Food authentication is now clearly recognized as a vital area for food analysis and this may offer additional problems where the origin, species or production and treatment of food ingredients needs to be verified and where efforts have been made to nullify or avoid the effectiveness of currently employed quality control processes.

It is highly likely that future food-based analyses will involve a plethora of tests including mass spectrometric analysis, nucleic acid-based tests and antibody tests to adequately encompass the analysis of all constituents present. Indeed, new analytical platforms now emerging incorporate entire assays and the associated steps with minimal user intervention. These platforms use microfluidics-based systems to successfully incorporate all steps ranging from sample addition to detection, with the results being generated in minutes. Although many such platforms are still being developed, some are already commercially available and well established, particularly for clinical analyses.⁸

As this area further develops one can envisage multiple test formats and assay approaches all being combined in a single system. This would be of highly significant benefit to all sectors of the food industry.
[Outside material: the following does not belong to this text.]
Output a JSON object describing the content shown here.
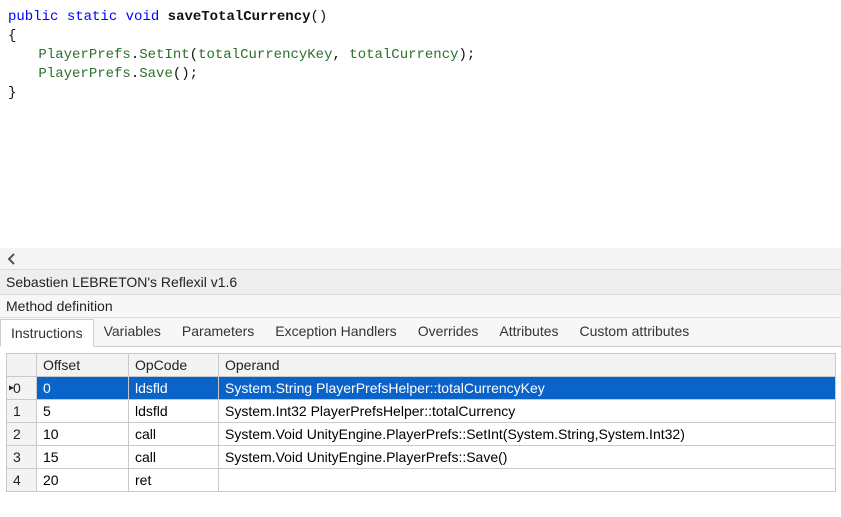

In summary, therefore, this book consists of an up-to-date compendium of key antibody-based technologies used in food analysis by leading experts. It focuses on major areas of analytical need required by food producers, processors and associated quality assurance labs. The advantages/limitations of methodologies and areas of ongoing and future development are highlighted. Other texts cover all methods of food analysis, but this results in less focus, lack of depth and inadequate coverage of advantages and limitations, points that are crucial to users. It is hoped that readers will find this book valuable and informative and that it will help to effectively address current and future challenges for antibody-based food analysis.